C’est trop facile de toujours compter sur le sacrifice des meilleurs d’entre nous pour asseoir le triomphe de notre médiocrité… Trop facile de leur demander – sans le dire, pour n’avoir pas à les remercier – de renoncer à ce qu’ils pourraient être pour faire advenir ce que nous ne pouvons devenir seuls. On dit, dans la littérature, qu’il est plus simple de donner que de recevoir : cette phrase ne peut qu’être formulée par ceux-là mêmes qui ne donnent rien. Pour s’offrir, de surcroît, le manteau du sacrifice volé à leurs généreux donateurs. Et puis voilà, il y a le temps et ses accrocs, la vie qui ne glisse pas comme la Meuse, long fleuve tranquille et sale à la liberté brimée, endiguée. Il y a des accidents, et pour beaucoup la peur de perdre un allié utile, pour quelques autres, la brusque découverte d’être passé si près, trop près, de la perte d’un ami précieux. Un grand Jacques l’a dit, ou presque : « C’est trop facile quand une amitié se meurt / Qu’elle craque en deux parce qu’on l’a trop pliée / D’aller pleurer comme les hommes pleurent / Comme si l’amitié durait l’éternité »…

Alors, à toi qui n’as jamais fait semblant, sinon de n’être pas fatigué lorsqu’il eût fallu te reposer, à toi qui trop sévèrement comprimas ta voix propre pour parler de celle des autres, la vie t’a peut-être fait un cadeau, après nous avoir fait si peur, cadeau dont nous ne fournissons que l’emballage, de papier comme il se doit, et d’encre pour ruban : parle donc, notre grand Jacques, prends maintenant le temps de nous parler de toi, de nous faire pleinement entendre ta voix…

Avant-propos de la première édition, 1995

 

Une forme de légèreté et de grâce jaillissait dans L’Autre Grand Jacques, publié en 1995 à l’occasion des 50 ans de Jacques De Decker.

Ces textes, prose et poésie rassemblés par ses amis du monde littéraire et sa famille, mêlaient progressivement images et émotions, moments empreints de souvenirs et de partage qui font le goût de notre existence, et la rendent tellement riche. Jacques avait vu dans ce bouquet d’anniversaire bien plus qu’un hommage : une célébration de la vie et de l’art de la joie.

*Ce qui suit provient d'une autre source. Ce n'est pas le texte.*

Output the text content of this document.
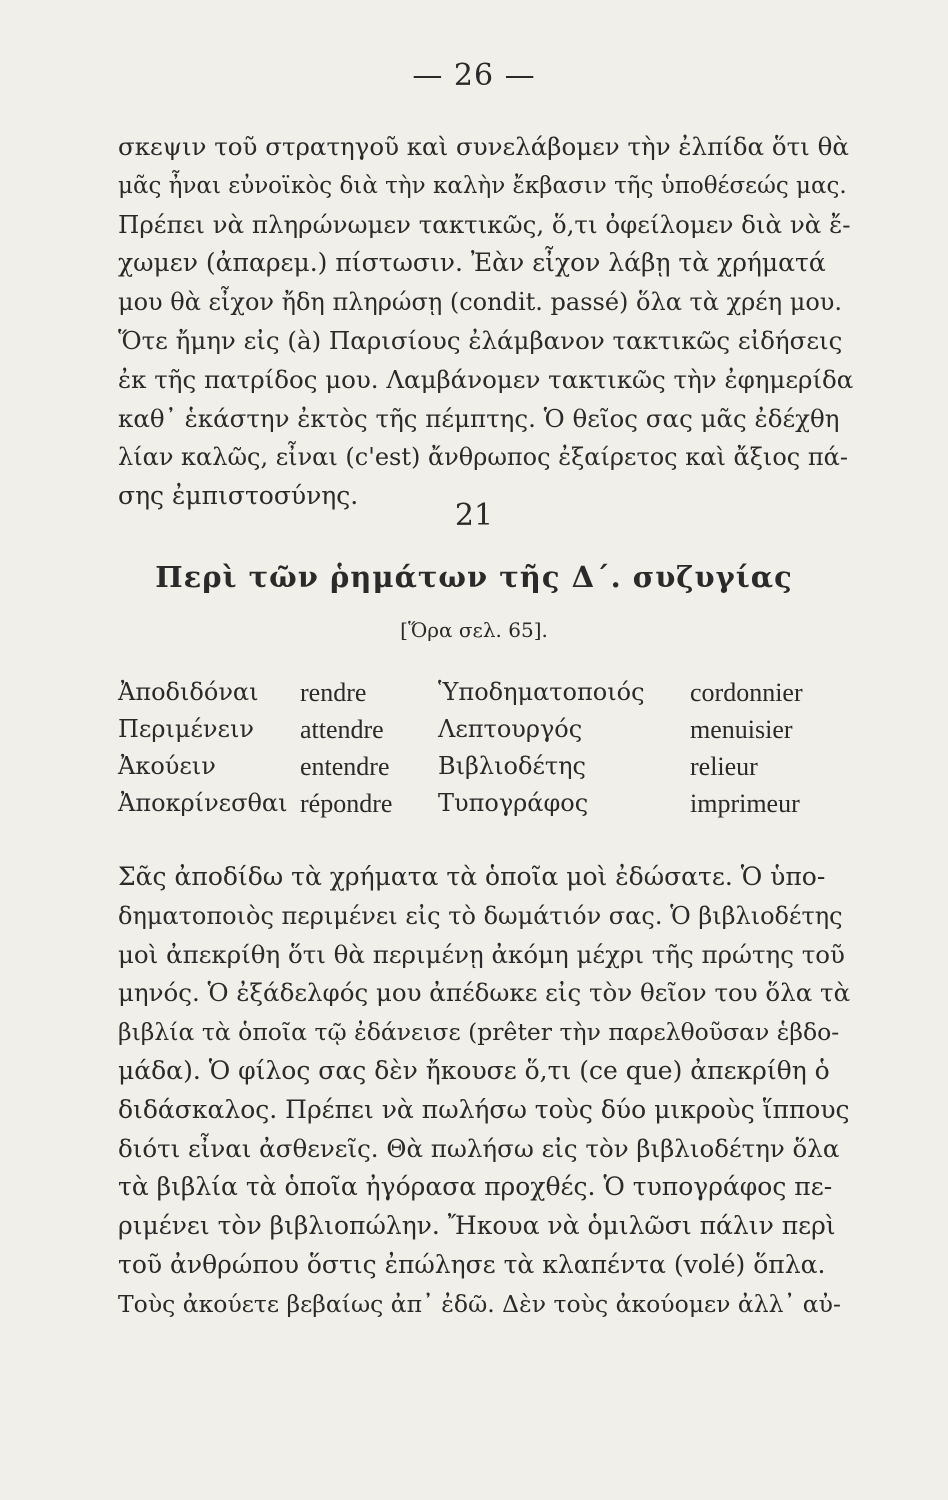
— 26 —
σκεψιν τοῦ στρατηγοῦ καὶ συνελάβομεν τὴν ἐλπίδα ὅτι θὰ
μᾶς ἦναι εὐνοϊκὸς διὰ τὴν καλὴν ἔκβασιν τῆς ὑποθέσεώς μας.
Πρέπει νὰ πληρώνωμεν τακτικῶς, ὅ,τι ὀφείλομεν διὰ νὰ ἔ-
χωμεν (ἀπαρεμ.) πίστωσιν. Ἐὰν εἶχον λάβῃ τὰ χρήματά
μου θὰ εἶχον ἤδη πληρώσῃ (condit. passé) ὅλα τὰ χρέη μου.
Ὅτε ἤμην εἰς (à) Παρισίους ἐλάμβανον τακτικῶς εἰδήσεις
ἐκ τῆς πατρίδος μου. Λαμβάνομεν τακτικῶς τὴν ἐφημερίδα
καθ᾽ ἑκάστην ἐκτὸς τῆς πέμπτης. Ὁ θεῖος σας μᾶς ἐδέχθη
λίαν καλῶς, εἶναι (c'est) ἄνθρωπος ἐξαίρετος καὶ ἄξιος πά-
σης ἐμπιστοσύνης.
21
Περὶ τῶν ῥημάτων τῆς Δ΄. συζυγίας
[Ὅρα σελ. 65].
Ἀποδιδόναι rendre	Ὑποδηματοποιός cordonnier
Περιμένειν attendre Λεπτουργός	menuisier
Ἀκούειν	entendre Βιβλιοδέτης	relieur
Ἀποκρίνεσθαι répondre Τυπογράφος	imprimeur
Σᾶς ἀποδίδω τὰ χρήματα τὰ ὁποῖα μοὶ ἐδώσατε. Ὁ ὑπο-
δηματοποιὸς περιμένει εἰς τὸ δωμάτιόν σας. Ὁ βιβλιοδέτης
μοὶ ἀπεκρίθη ὅτι θὰ περιμένῃ ἀκόμη μέχρι τῆς πρώτης τοῦ
μηνός. Ὁ ἐξάδελφός μου ἀπέδωκε εἰς τὸν θεῖον του ὅλα τὰ
βιβλία τὰ ὁποῖα τῷ ἐδάνεισε (prêter τὴν παρελθοῦσαν ἑβδο-
μάδα). Ὁ φίλος σας δὲν ἤκουσε ὅ,τι (ce que) ἀπεκρίθη ὁ
διδάσκαλος. Πρέπει νὰ πωλήσω τοὺς δύο μικροὺς ἵππους
διότι εἶναι ἀσθενεῖς. Θὰ πωλήσω εἰς τὸν βιβλιοδέτην ὅλα
τὰ βιβλία τὰ ὁποῖα ἠγόρασα προχθές. Ὁ τυπογράφος πε-
ριμένει τὸν βιβλιοπώλην. Ἤκουα νὰ ὁμιλῶσι πάλιν περὶ
τοῦ ἀνθρώπου ὅστις ἐπώλησε τὰ κλαπέντα (volé) ὅπλα.
Τοὺς ἀκούετε βεβαίως ἀπ᾽ ἐδῶ. Δὲν τοὺς ἀκούομεν ἀλλ᾽ αὐ-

En rééditant L’Autre Grand Jacques comme premier volume d’hommage, nous voulons retrouver ce moment joyeux avec ceux qui ont pu, il y a 25 ans, apporter leur fleur au bouquet ou en savourer la lecture. Nous voulons aussi élargir le cercle, donner l’opportunité à ceux qui n’ont pas connu Jacques à l’époque de le retrouver avec le même enchantement – et la pointe de nostalgie qui accompagne le regret de n’avoir pas participé à une fête réussie. Ils découvriront combien il était resté fidèle à lui-même, poursuivant une trajectoire cohérente, harmonieuse, à la fois rêveuse et en prise avec le réel – la trajectoire d’un flâneur faussement dilettante, ou plutôt absolument dilettante et amateur, au sens étymologique de ces deux mots : qui prend du plaisir et qui aime. Et toujours les rencontres, le goût et ce don de l’amitié, l’insolite, les questionnements qui offrent à l’existence un relief et au quotidien une touche de volupté, le regard attentif porté à la culture, à la nature… et surtout aux autres.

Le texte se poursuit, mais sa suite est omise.